David Herman – Une exposition pour réinventer le sacré.
>>« The Earthly Paradise – Aux sources du monde d’après » jusqu’au 10 août
David Herman s’appuie sur son expérience transversale des univers de la mode, des arts décoratifs, et puis de la musique et du cinéma. Directeur créatif & curateur d’expériences narratives « totales », il propose une exposition immersive et vivante au metaxu durant tout l’été.
Quel est le point de départ de votre recherche sur le paradis terrestre?
Tout est parti d’un poème épique de William Morris, plus connu pour sa vision pionnière des arts décoratifs avec le mouvement Arts & Crafts. Dans ce récit, il invite le lecteur à un voyage initiatique aux confins des mythologies grecques et légendes nordiques. Dans le contexte du XIXe siècle surindustrialisé, le recours nostalgique à ces imaginaires anciens constituait le moyen de se relier à « l’Idéal arcadien des origines », le « Paradis Perdu » au sein duquel l’homme vivait en harmonie avec la Nature, sa beauté, ses rythmes. La pénurie croissante d’une ressource aussi vitale que l’eau ravive le rapport « sacré » aux éléments naturels et à toute la symbolique cosmogonique qui y est liée : l’eau incarne tout autant l’idée de source de vie que du déluge chaotique précédant un monde « nouveau ».
Le récit est exclusivement composé de sorcières, déesses, néréides. Comment l’exposition conjugue les notions de sacré et de féminin ?
Sous l’ère païenne, les croyances étaient polythéistes et panthéistes. N’importe quel aspect de la vie était associé à un dieu ou une déesse. Il y avait une conscience de l’impact de nos actes par rapport à un « tout » considéré comme « universel ». Je me suis replongé dans les écrits de Mircea Eliade décrivant la manière selon laquelle ce lien a été rompu depuis le développement du monothéisme (qui sépara les espaces « sacrés » et « profanes »), puis de la science et du monde moderne. The Earthly Paradise repose la question de ce rapport « sacré », une relation plus profonde à ce qui nous entoure et préserve notre existence. J’ai volontairement travaillé avec trois femmes artistes pour la symbolique féminine de cette exposition. Les ambiances minérales-brutes des sculptures d’Audrey Guimard, archaïques, poétiques et sensuelles des collages muraux de Lia Rochas-Pàris et puis le côté plus mystique de Clara de Gobert font corps avec cette narration reliant l’ancien à aujourd’hui.

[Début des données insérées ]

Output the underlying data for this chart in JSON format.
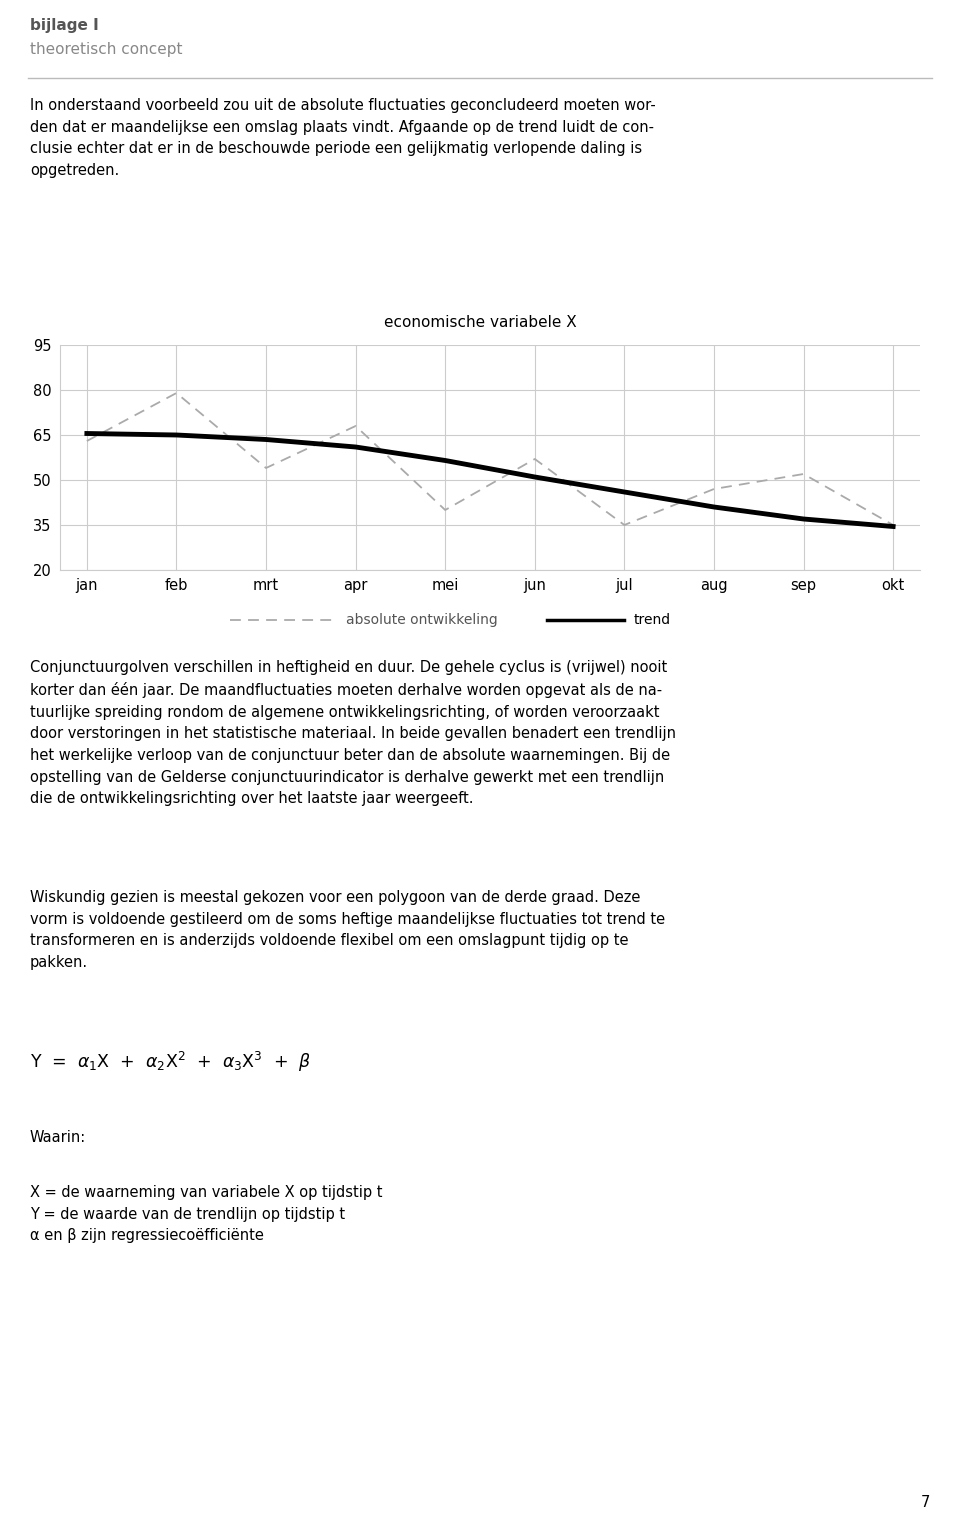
{
  "title": "economische variabele X",
  "months": [
    "jan",
    "feb",
    "mrt",
    "apr",
    "mei",
    "jun",
    "jul",
    "aug",
    "sep",
    "okt"
  ],
  "absolute_values": [
    63,
    79,
    54,
    68,
    40,
    57,
    35,
    47,
    52,
    35
  ],
  "trend_values": [
    65.5,
    65.0,
    63.5,
    61.0,
    56.5,
    51.0,
    46.0,
    41.0,
    37.0,
    34.5
  ],
  "ylim": [
    20,
    95
  ],
  "yticks": [
    20,
    35,
    50,
    65,
    80,
    95
  ],
  "line_color_absolute": "#aaaaaa",
  "line_color_trend": "#000000",
  "grid_color": "#cccccc",
  "bg_color": "#ffffff",
  "header_title": "bijlage I",
  "header_subtitle": "theoretisch concept",
  "legend_dashed_label": "absolute ontwikkeling",
  "legend_solid_label": "trend",
  "footnote": "7",
  "body_text": "In onderstaand voorbeeld zou uit de absolute fluctuaties geconcludeerd moeten wor-\nden dat er maandelijkse een omslag plaats vindt. Afgaande op de trend luidt de con-\nclusie echter dat er in de beschouwde periode een gelijkmatig verlopende daling is\nopgetreden.",
  "caption_text": "Conjunctuurgolven verschillen in heftigheid en duur. De gehele cyclus is (vrijwel) nooit\nkorter dan één jaar. De maandfluctuaties moeten derhalve worden opgevat als de na-\ntuurlijke spreiding rondom de algemene ontwikkelingsrichting, of worden veroorzaakt\ndoor verstoringen in het statistische materiaal. In beide gevallen benadert een trendlijn\nhet werkelijke verloop van de conjunctuur beter dan de absolute waarnemingen. Bij de\nopstelling van de Gelderse conjunctuurindicator is derhalve gewerkt met een trendlijn\ndie de ontwikkelingsrichting over het laatste jaar weergeeft.",
  "wisk_text": "Wiskundig gezien is meestal gekozen voor een polygoon van de derde graad. Deze\nvorm is voldoende gestileerd om de soms heftige maandelijkse fluctuaties tot trend te\ntransformeren en is anderzijds voldoende flexibel om een omslagpunt tijdig op te\npakken.",
  "defs_text": "X = de waarneming van variabele X op tijdstip t\nY = de waarde van de trendlijn op tijdstip t\nα en β zijn regressiecoëfficiënte"
}
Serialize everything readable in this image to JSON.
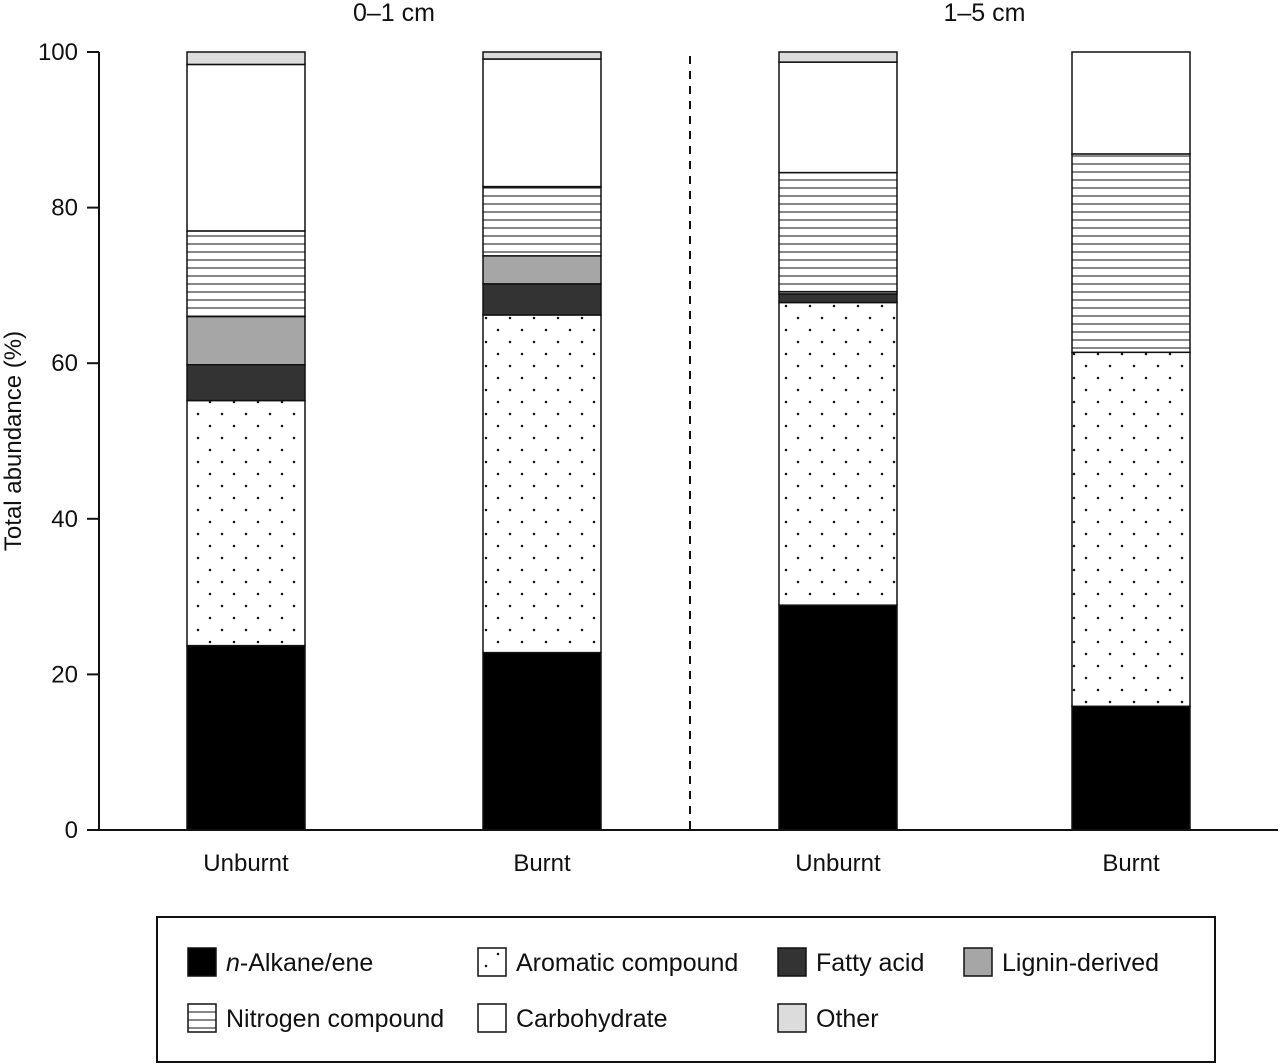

Mettant en scène une chambre d’hôtel, vous positionnez cette exposition entre art et arts décoratifs. Qu’est ce qui divise ces domaines et les lient ici ?
Sous Louis XIV, les académies royales ont séparé les arts majeurs des arts appliqués. On a séparé le beau de l’utile, l’art de la vie. Au cours de notre siècle, il y a un effondrement de ces frontières, une recherche d’authenticité qui s’exprime notamment dans le recours à l’artisanat. Mais cela ne suffit pas. Dans notre époque désorientée, il devient crucial de proposer des expériences génératrices de sens. En m’appuyant sur la démarche « vivante » du metaxu dans sa capacité à concilier l’art et le son, j’ai pu pleinement développer une expérience sensorielle « totale » à la manière d’un « opéra ». C’est le cas du Lit-Temple, l’installation sonore monumentale de Clara de Gobert, avec les compositions du musicien Benoît Bottex, sur laquelle le public peut venir s’allonger et ressentir métaphoriquement les vibrations telluriques d’un volcan en éveil. L’ambition d’une telle narration appliquée à un intérieur participe d’une approche se voulant aussi transformatrice culturellement que vivre l’expérience d’un film, d’un livre ou d’une œuvre théâtrale.